Recent studies report that SARS-CoV-2 induce, in more severe cases, the production of a cascade of cytokines, which results in the activation of coagulation and, therefore, thrombotic phenomena (Dolhnikoff et al., 2020). The virus enters the respiratory epithelium causing a systematic aggression in the bronchi and alveoli which, due to this exposure, fosters a cascade of reactions to ensure local protection. With that, coagulation factors are produced in mass, resulting in a hypercoagulability state. This exacerbation does not eliminate the problem and triggers what is known as disseminated intravascular coagulation (DIC), which happens frequently in severe COVID-19 patients (Tang et al., 2020). Ten autopsies were performed in patients who died from COVID-19 in Brazil. The general pulmonary histological state observed was of exudative/proliferative diffuse alveolar lesion with intense viral infection in the lung epithelium. In addition, a variable number of small fibrinous thrombi in small pulmonary arterioles, as well endothelial swelling and other indicators of the coagulation cascade were observed. In summary, these results are consistent with those of the DIC being associated with COVID-19, and this might help in the decision to use anticoagulants in cases in which this suggestion is supported (Dolhnikoff et al., 2020).

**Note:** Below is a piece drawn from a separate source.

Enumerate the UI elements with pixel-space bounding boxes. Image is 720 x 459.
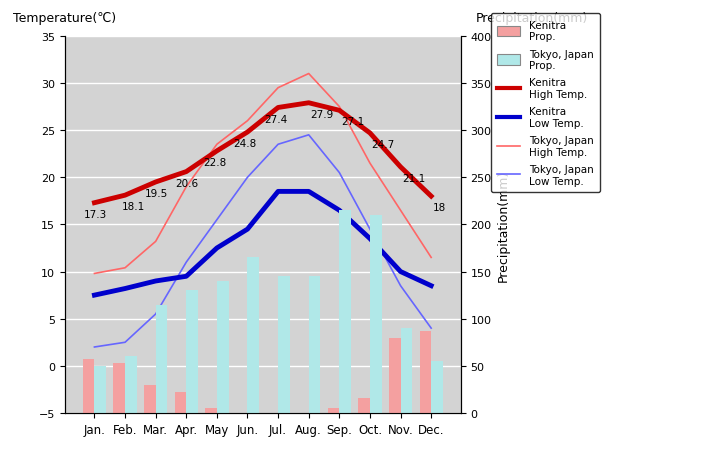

These researchers also recommend the use of heparin for patients displaying severe symptoms of COVID-19, since this drug has shown, in preliminary studies, the ability to reverse the clots formed in the microcirculation of the lungs and other parts of the body. Another goal of these researchers was to reduce the need for mechanical ventilation by administering the drug early (Dolhnikoff et al., 2020). The use of heparin in a clinical setting for 7 days or longer resulted in a decreased mortality in more severe cases, especially the ones with SIC score >4 or D-dimer > 6 fold of upper normal limit. For these reasons, the use of anticoagulants, by intensive care teams, for patients with severe COVID-19 has been recommended; however, its effectiveness has yet to be validated (Tang et al., 2020).

Conclusion

Based on some recent publications, we can observe that none of the suggested treatments are completely effective to eliminate COVID-19. Science still needs time to gather consistent information obtained through clinical trials to confirm what effectively works and the side effects involved, as well as drug dosage and possible drug combinations. What we have at the moment are palliative pharmacological alternatives, or at most, drugs that assist in the treatment of the symptoms and complications presented by the disease during its progress. However, having healthy eating habits and adequate levels of vitamins D and B help the maintenance of the immune system, which is one of the many suggestions to prevent the disease.

Submission declaration

All authors have read and approved the submission of the manuscript; the manuscript has not been published and is not being considered for publication elsewhere, in whole or in part, in any language. Vanessa Aparecida Marcolino Pitarelli, Ph.D, Tatiana Colombo Pimentel, Ph.D, and Carlos Eduardo Barão, Ph.D.

Declaration of competing interest

Author declares that has no conflict of interest.